The real problem is NHRA’s TV package. That’s no slam against FOX, and it’s not necessarily a knock on the way NHRA decided to structure its deal. It’s simply the truth.
The sanctioning body produces all of its broadcast programming in-house and pays for its airtime. NASCAR has had the leverage to negotiate a revenue-producing telecast agreement — and it wisely capitalized on it.

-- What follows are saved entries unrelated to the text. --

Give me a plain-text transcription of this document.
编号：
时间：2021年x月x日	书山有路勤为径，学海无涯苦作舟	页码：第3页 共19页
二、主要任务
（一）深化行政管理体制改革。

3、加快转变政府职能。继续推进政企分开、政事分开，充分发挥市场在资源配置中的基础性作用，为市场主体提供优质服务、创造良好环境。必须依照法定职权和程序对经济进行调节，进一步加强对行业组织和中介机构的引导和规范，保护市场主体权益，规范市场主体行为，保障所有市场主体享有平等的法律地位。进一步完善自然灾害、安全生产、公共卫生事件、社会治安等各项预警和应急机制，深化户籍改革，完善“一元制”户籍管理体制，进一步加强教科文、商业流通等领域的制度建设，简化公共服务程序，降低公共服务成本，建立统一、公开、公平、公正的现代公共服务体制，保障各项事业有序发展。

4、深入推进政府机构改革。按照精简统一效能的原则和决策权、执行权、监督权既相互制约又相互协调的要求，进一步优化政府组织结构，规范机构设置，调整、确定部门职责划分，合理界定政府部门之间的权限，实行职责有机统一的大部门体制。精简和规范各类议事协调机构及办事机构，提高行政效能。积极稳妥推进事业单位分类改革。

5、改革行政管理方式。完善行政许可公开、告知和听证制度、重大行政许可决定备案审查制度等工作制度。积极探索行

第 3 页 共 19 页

It’s definitely too late to change the deal NHRA made with FOX. The agreement is a mutual one. And if the season were progressing in a normal manner, it wouldn’t be a huge topic. It might raise a few eyebrows, but life would roll on.
It’s definitely too early for NHRA oficials to think about restructuring its deal.
Cromwell said, “FOX came in 2016 and they have been a tremendous partner with the NHRA. And with the things they have done for this sport, I can’t speak enough good things about FOX. (The opportunity to amend) our agreement with FOX comes up in a couple of years. We’ll sit down at the table. We always want to make the sport better for everybody. And I truly believe FOX wants to do the same thing. Those are discussions to be had. We always want to be in a good place. We would hope a pandemic like this comes only once every 200 years.
“They have been a game-changer for the sport. I think we would all say thank you to FOX for everything they’ve done. We think there’s a lot of potential moving forward with them,” he said. “And our goal is to go racing August, September, October and November — with fans.”